Sam Smith

Personal information
- Full name: Samuel Smith
- Born: 1926 Kingston upon Hull, England
- Died: 24 October 1989 (aged 62–63) Kingston upon Hull, England

Playing information
- Position: Hooker
Club
| Years | Team | Pld | T | G | FG | P |
| 1949–54 | Hull Kingston Rovers | 116 | 0 | 0 | 0 | 0 |
| 1954–64 | Hunslet | 282 |  |  |  |  |
| 1964 | Doncaster RLFC |  | 0 | 0 | 0 | 0 |
|  | Total | 398 | 0 | 0 | 0 | 0 |
Representative
| Years | Team | Pld | T | G | FG | P |
| 1953 | Yorkshire | 1 |  |  |  |  |
| 1955–56 | England | 2 | 0 | 0 | 0 | 0 |
| 1954 | Great Britain | 4 | 0 | 0 | 0 | 0 |
- Source:

= Sam Smith (rugby league) =

Former GB & England international rugby league footballer

Samuel Smith (1926–1989) was an English World Cup winning semi professional rugby league footballer who played in the 1940s and 1950s. He played at representative level for Great Britain, England and Yorkshire, and at club level for Hull Kingston Rovers and Hunslet, as a .

==Career==
Smith signed on with Hull Kingston Rovers for the 1949–50 season.

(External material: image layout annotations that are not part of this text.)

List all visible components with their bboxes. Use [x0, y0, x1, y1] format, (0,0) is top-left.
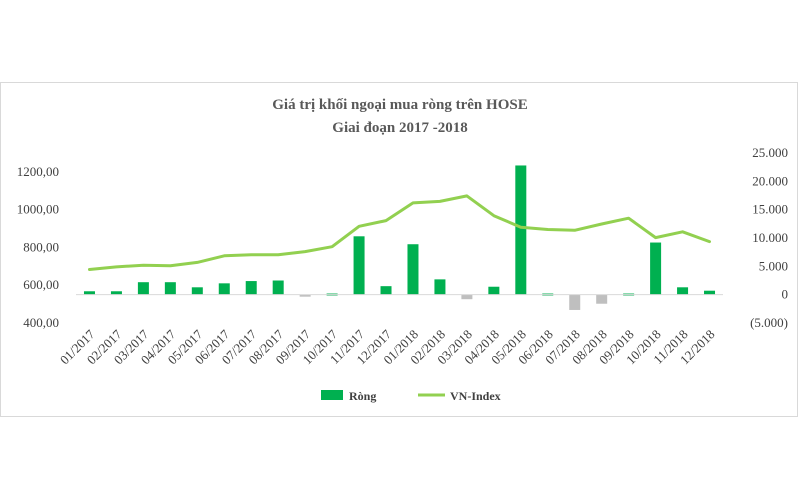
- right-tick-label: 15.000: [752, 202, 788, 217]
- vn-index-line: [88, 194, 711, 271]
- left-axis: 400,00 600,00 800,00 1000,00 1200,00: [17, 164, 59, 330]
- bar-05-2017: [191, 287, 203, 295]
- bar-09-2017: [299, 294, 311, 297]
- bar-11-2017: [353, 236, 365, 295]
- chart-svg: Giá trị khối ngoại mua ròng trên HOSE Gi…: [17, 97, 788, 403]
- bar-02-2017: [110, 291, 122, 295]
- bar-12-2017: [380, 286, 392, 295]
- bar-10-2018: [650, 242, 662, 295]
- x-axis: 01/201702/201703/201704/201705/201706/20…: [57, 326, 718, 367]
- right-tick-label: 10.000: [752, 230, 788, 245]
- bar-03-2018: [461, 294, 473, 300]
- bar-06-2017: [218, 283, 230, 295]
- bar-12-2018: [704, 290, 716, 295]
- bar-07-2017: [245, 281, 257, 295]
- chart-title: Giá trị khối ngoại mua ròng trên HOSE: [272, 97, 527, 113]
- right-tick-label: 5.000: [759, 258, 788, 273]
- bar-03-2017: [137, 282, 149, 295]
- left-tick-label: 600,00: [23, 277, 59, 292]
- right-tick-label: 25.000: [752, 145, 788, 160]
- bar-07-2018: [569, 294, 581, 310]
- right-tick-label: 0: [782, 287, 789, 302]
- chart-subtitle: Giai đoạn 2017 -2018: [332, 120, 467, 136]
- chart-frame: Giá trị khối ngoại mua ròng trên HOSE Gi…: [0, 82, 798, 417]
- left-tick-label: 400,00: [23, 315, 59, 330]
- bar-01-2018: [407, 244, 419, 295]
- bar-05-2018: [515, 165, 527, 295]
- right-axis: (5.000) 0 5.000 10.000 15.000 20.000 25.000: [750, 145, 788, 330]
- left-tick-label: 1200,00: [17, 164, 59, 179]
- left-tick-label: 800,00: [23, 239, 59, 254]
- bar-01-2017: [83, 291, 95, 295]
- legend-label-vnindex: VN-Index: [450, 389, 501, 403]
- right-tick-label: (5.000): [750, 315, 788, 330]
- bar-04-2017: [164, 282, 176, 295]
- bar-08-2018: [596, 294, 608, 304]
- right-tick-label: 20.000: [752, 173, 788, 188]
- legend-swatch-rong: [321, 390, 343, 400]
- bar-11-2018: [677, 287, 689, 295]
- bar-08-2017: [272, 280, 284, 295]
- left-tick-label: 1000,00: [17, 202, 59, 217]
- bar-series: [83, 165, 716, 310]
- legend: Ròng VN-Index: [321, 389, 501, 403]
- bar-04-2018: [488, 286, 500, 295]
- legend-label-rong: Ròng: [349, 389, 376, 403]
- bar-02-2018: [434, 279, 446, 295]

During the 1952–53 season Smith was an ever-present, playing in every match alongside Arthur Palframan. That season, Smith represented Yorkshire against Lancashire.

In 1954, Smith was transferred from Hull Kingston Rovers to Hunslet.
Sam appeared 282 times during his ten seasons with Hunlet before moving to Doncaster.

===International honours===
Sam Smith won caps for England while at Hunslet in 1955 against Other Nationalities, in 1956 against France, and won caps for Great Britain while at Hunslet in the 1954 Rugby League World Cup against Australia, New Zealand, and France. (World Cup 1954, 4 caps).

Sam Smith played in all four of Great Britain's inaugural 1954 Rugby League World Cup matches, including Great Britain’s 16–12 victory over France in the 1954 World Cup final at Parc des Princes, Paris on 13 November 1954.

Sam Smith also represented Great Britain while at Hunslet between 1954 and 1956 against France (1 non-Test match).

==Death==
Smith died in October 1989, aged 63.